Według najnowszego raportu parlamentarnego zespołu smoleńskiego, bezpośrednią przyczyną katastrofy były trzy wybuchy na pokładzie TU-154M. Na okładce raportu umieszczono zdjęcie Władimira Putina i Donalda Tuska zrobione w Smoleńsku wieczorem 10 kwietnia 2010 roku.

Z okazji 5. rocznicy katastrofy kierowany przez wiceprezesa PiS Antoniego Macierewicza zespół podsumował swoje prace. W spotkaniu wzięli udział posłowie, eksperci i rodziny części ofiar oraz ich pełnomocnicy.

Antoni Macierewicz podkreślił, że prace zespołu koncentrują się na dojściu do prawdy, bo w dramatycznych dniach, które nastąpiły po Smoleńsku potrzebujemy siły całego narodu, który musi móc sprostać nawale ze wschodu, która zaczęła się właśnie wtedy.

Ewa Błasik podczas posiedzenia zespołu Macierewicza / PAP / Rafał Guz

Wdowa po Dowódcy Sił Powietrznych, Ewa Błasik zarzuciła Prokuraturze Wojskowej udział w kampanii oszczerstw na temat jej męża i winy polskich pilotów.
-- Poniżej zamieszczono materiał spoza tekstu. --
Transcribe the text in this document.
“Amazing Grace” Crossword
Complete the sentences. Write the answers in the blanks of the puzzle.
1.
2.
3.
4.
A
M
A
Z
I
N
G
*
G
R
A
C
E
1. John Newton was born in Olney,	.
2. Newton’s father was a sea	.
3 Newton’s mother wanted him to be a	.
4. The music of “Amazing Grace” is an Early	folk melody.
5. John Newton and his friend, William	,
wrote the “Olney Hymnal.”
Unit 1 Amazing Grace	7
Powiedziała, że ostatnio z mediów dowiedziała się o kolejnych "pseudodowodach" oraz, że znów sugeruje się, że ktoś rozpoznał głos jej męża.

"Znów chce się uwiarygodnić rosyjski scenariusz, który rozpowszechniano zaraz po tragedii, przemysł pogardy pracuje pełną parą" - mówiła Ewa Błasik.

Dorota Skrzypek, wdowa po byłym szefie NBP w imieniu części rodzin współpracujących z zespołem, ponownie zaapelowała do rządu o podjęcie działań w celu powołania międzynarodowego zespołu ekspertów.

Poseł Krzysztof Szczerski, który reprezentuje PiS w Radzie Europy podkreślił, że w relacjach dwustronnych ze stroną rosyjską już nie posuniemy się "ani o centymetr" bez międzynarodowej pomocy. Poseł poinformował, że będzie raport Zgromadzenia Parlamenarnego Rady Europy dotyczący katastrofy i smoleńskiego śledztwa, który zostanie przygotowany w ramach komisji prawnej i praw człowieka.

We wstępie do raportu Antoni Macierewicz zaznaczył, że nie jest to jeszcze raport końcowy. W rozmowie z dziennikarzami szef zespołu smoleńskiego nie chciał wymieniać nazwisk osób, które - zgodnie z tytułem raportu - powinny odpowiedzieć za Smoleńsk. Zdaniem Antoniego Macierewicza zespół nie jest w stanie wskazać wszystkich a nie ma powodu by w tak poważnej sprawie wypowiadać się tylko cząstkowo.

Według raportu hipotezę zniszczenia samolotu przez serię eksplozji potwierdza między innymi rozpad maszyny na ogromną liczbę szczątkow znalezionych na wrakowisku, jak również przed nim i przed brzozą oraz obecność na szczątkach śladów materiałów wybuchowych.